Chroniques par temps de crise sanitaire

Après la catastrophe, refonder la politique à échelle humaine

(Chronique parue dans Confinews le 7 mai 2020)

Au cœur de la crise sanitaire, les médecins hospitaliers ont été les héros de la nation, des applaudissements au balcon jusqu’au plateau de télévision qu’ils ont annexés. À l’heure du déconfinement, les maires les remplacent sur les écrans des chaînes d’information en continu. Retour à l’école, distribution des masques, aide alimentaire, organisation du transport public ou commerce local, les élus locaux sont les acteurs centraux d’une nouvelle séquence de la catastrophe sanitaire. Ils sont surtout les artisans de solutions adaptées à la diversité des territoires au plus près des citoyens. Au moment où la confiance envers les décideurs nationaux est affaiblie, l’État central prend à nouveau en considération les élus locaux comme il avait dû le faire pour sortir de la crise des Gilets jaunes. L’État ne peut pas tout, tout seul, comme l’a montré la décision hâtée de réouverture des écoles qui ne peut pas se régler simplement par décret ministériel.

Plus que jamais, il faut refonder la politique à échelle humaine. Dès le début de la crise des milliers d’élus locaux se sont mobilisés alors qu’une grande partie des équipes municipales sortaient pourtant déstabilisée du premier tour des élections municipales, dans l’attente de l’installation des nouveaux conseils déjà élus mais pas encore installés ou encore en campagne non dite pour un hypothétique deuxième tour. Cette difficulté n’a pas troublé les ardeurs. Les premières structures locales en alerte ont été les centres communaux d’action sociale, les CCAS, qui continuent encore à déployer des trésors d’inventivité pour répondre aux urgences sociales : services aux personnes âgées isolées, distribution de repas, aides psychologiques… La crise a révélé la grande misère de certaines communes urbaines : sur-occupation des logements (8 % de la population française selon l’INSEE), mauvais état sanitaire des habitants… Les politiques sociales de proximité se retrouvent en haut de la pile des priorités communales. Un travail d’urgence mais aussi une œuvre de long terme pour repenser un urbanisme qui doit intégrer la santé environnementale (densité urbaine, partage de l’espace, place de la nature…), de la même façon qu’il y a 150 ans on a pensé l’hygiène publique à partir de l’aménagement urbain. Au plus dur de la crise sanitaire, le Conseil scientifique ne s’y est pas trompé, en affirmant « la nécessité de prêter une attention particulière aux zones d’habitation les plus vulnérables ».

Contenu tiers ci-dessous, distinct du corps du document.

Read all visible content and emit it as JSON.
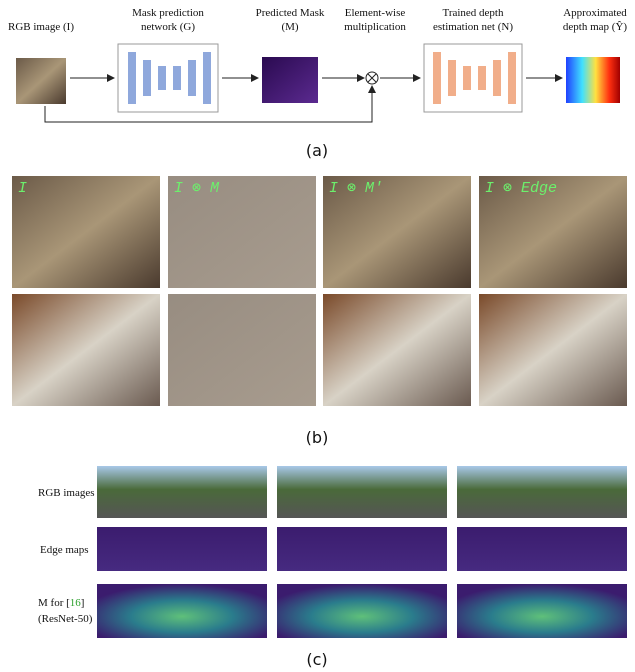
{
  "panel_a": {
    "labels": [
      [
        "RGB image (I)"
      ],
      [
        "Mask prediction",
        "network (G)"
      ],
      [
        "Predicted Mask",
        "(M)"
      ],
      [
        "Element-wise",
        "multiplication"
      ],
      [
        "Trained depth",
        "estimation net (N)"
      ],
      [
        "Approximated",
        "depth map (Ŷ)"
      ]
    ],
    "caption": "(a)"
  },
  "panel_b": {
    "overlays": [
      "I",
      "I ⊗ M",
      "I ⊗ M′",
      "I ⊗ Edge"
    ],
    "caption": "(b)"
  },
  "panel_c": {
    "rows": [
      {
        "label": "RGB images"
      },
      {
        "label": "Edge maps"
      },
      {
        "label": "M for [",
        "ref": "16",
        "after": "]",
        "note": "(ResNet-50)"
      }
    ],
    "caption": "(c)"
  }
}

L’agilité et la créativité des équipes municipales se sont déjà affirmées dans de nombreux domaines. Par exemple, le maire d’Angers a mobilisé les ASVP, les agents qui habituellement verbalisent le stationnement irrégulier, personnels assermentés, pour faire les courses des personnes âgées avec leurs moyens de paiement et cartes bleues en tout confiance. Après les fermetures des marchés, des villes comme Nevers ont organisé des systèmes de “drive“ avec des producteurs et des fermiers locaux avec des plateformes locales de commande. À Joinville-le-Pont, les marchands ont pu installer des points de vente dans des restaurants et des boutiques qui étaient fermés, le volet sanitaire et juridique étant réglés par la mairie avec le gestionnaire du marché. À Limoges, les agents de médiathèque préparent un “comptoir du livre“ pour assurer les prêts que les abonnés pourront réserver par Internet. Des pochettes thématiques de livres seront aussi proposés. Ailleurs, des grandes villes réservent des itinéraires provisoires pour les vélos afin de désencombrer les transports publics et des communes touristiques repensent leurs rues et leurs espaces publics pour fournir de vastes terrasses aux restaurants qui attendent avec impatience et inquiétude la saison estivale.

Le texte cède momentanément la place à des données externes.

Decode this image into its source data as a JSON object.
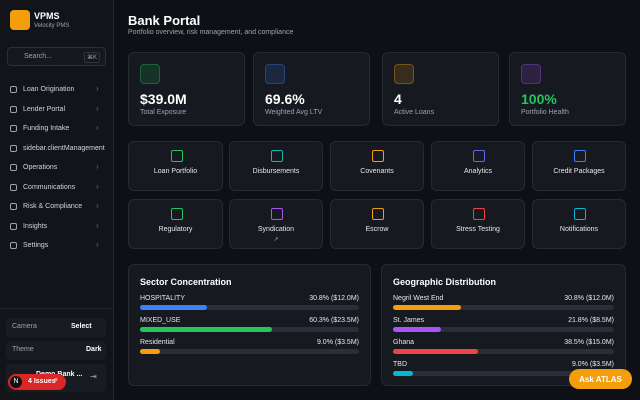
{
  "sidebar": {
    "brand": "VPMS",
    "tagline": "Velocity PMS",
    "search": "Search...",
    "shortcut": "⌘K",
    "nav": [
      "Loan Origination",
      "Lender Portal",
      "Funding Intake",
      "sidebar.clientManagement",
      "Operations",
      "Communications",
      "Risk & Compliance",
      "Insights",
      "Settings"
    ],
    "camera_label": "Camera",
    "camera_value": "Select",
    "theme_label": "Theme",
    "theme_value": "Dark",
    "user": "Demo Bank ...",
    "user_initial": "N",
    "issues": "4 Issues"
  },
  "header": {
    "title": "Bank Portal",
    "subtitle": "Portfolio overview, risk management, and compliance"
  },
  "kpis": [
    {
      "value": "$39.0M",
      "label": "Total Exposure",
      "color": "#22c55e",
      "value_color": "#ffffff"
    },
    {
      "value": "69.6%",
      "label": "Weighted Avg LTV",
      "color": "#3b82f6",
      "value_color": "#ffffff"
    },
    {
      "value": "4",
      "label": "Active Loans",
      "color": "#f59e0b",
      "value_color": "#ffffff"
    },
    {
      "value": "100%",
      "label": "Portfolio Health",
      "color": "#a855f7",
      "value_color": "#22c55e"
    }
  ],
  "tiles": [
    {
      "label": "Loan Portfolio",
      "color": "#22c55e"
    },
    {
      "label": "Disbursements",
      "color": "#14b8a6"
    },
    {
      "label": "Covenants",
      "color": "#f59e0b"
    },
    {
      "label": "Analytics",
      "color": "#6366f1"
    },
    {
      "label": "Credit Packages",
      "color": "#3b82f6"
    },
    {
      "label": "Regulatory",
      "color": "#22c55e"
    },
    {
      "label": "Syndication",
      "color": "#a855f7",
      "sub": "↗"
    },
    {
      "label": "Escrow",
      "color": "#f59e0b"
    },
    {
      "label": "Stress Testing",
      "color": "#ef4444"
    },
    {
      "label": "Notifications",
      "color": "#06b6d4"
    }
  ],
  "sector": {
    "title": "Sector Concentration",
    "items": [
      {
        "name": "HOSPITALITY",
        "value": 30.8,
        "label": "30.8% ($12.0M)",
        "color": "#3b82f6"
      },
      {
        "name": "MIXED_USE",
        "value": 60.3,
        "label": "60.3% ($23.5M)",
        "color": "#22c55e"
      },
      {
        "name": "Residential",
        "value": 9.0,
        "label": "9.0% ($3.5M)",
        "color": "#f59e0b"
      }
    ]
  },
  "geo": {
    "title": "Geographic Distribution",
    "items": [
      {
        "name": "Negril West End",
        "value": 30.8,
        "label": "30.8% ($12.0M)",
        "color": "#f59e0b"
      },
      {
        "name": "St. James",
        "value": 21.8,
        "label": "21.8% ($8.5M)",
        "color": "#a855f7"
      },
      {
        "name": "Ghana",
        "value": 38.5,
        "label": "38.5% ($15.0M)",
        "color": "#ef4444"
      },
      {
        "name": "TBD",
        "value": 9.0,
        "label": "9.0% ($3.5M)",
        "color": "#06b6d4"
      }
    ]
  },
  "assistant": "Ask ATLAS"
}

Tous ces exemples ne sont pas anecdotiques. L’innovation locale va assurément continuer à se déployer pour faire face à la crise économique et sociale dans laquelle nous entrons.

Ainsi, le maire de Dunkerque, président de la communauté urbaine, Patrice Vergriete, vient-il d’annoncer la mise en place de comités de suivi avec les acteurs du commerce, de l’industrie et du BTP pour amortir financièrement la crise, mais aussi pour s’adapter le plus rapidement possible à l’après-COVID-19. Partout, les élus locaux vont travailler avec les forces vives de leur territoire pour inventer le monde d’après. Les collectivités devront être particulièrement inventives car elles sont fragiles, leurs finances locales ayant déjà été très abîmés par les premières semaines de la crise.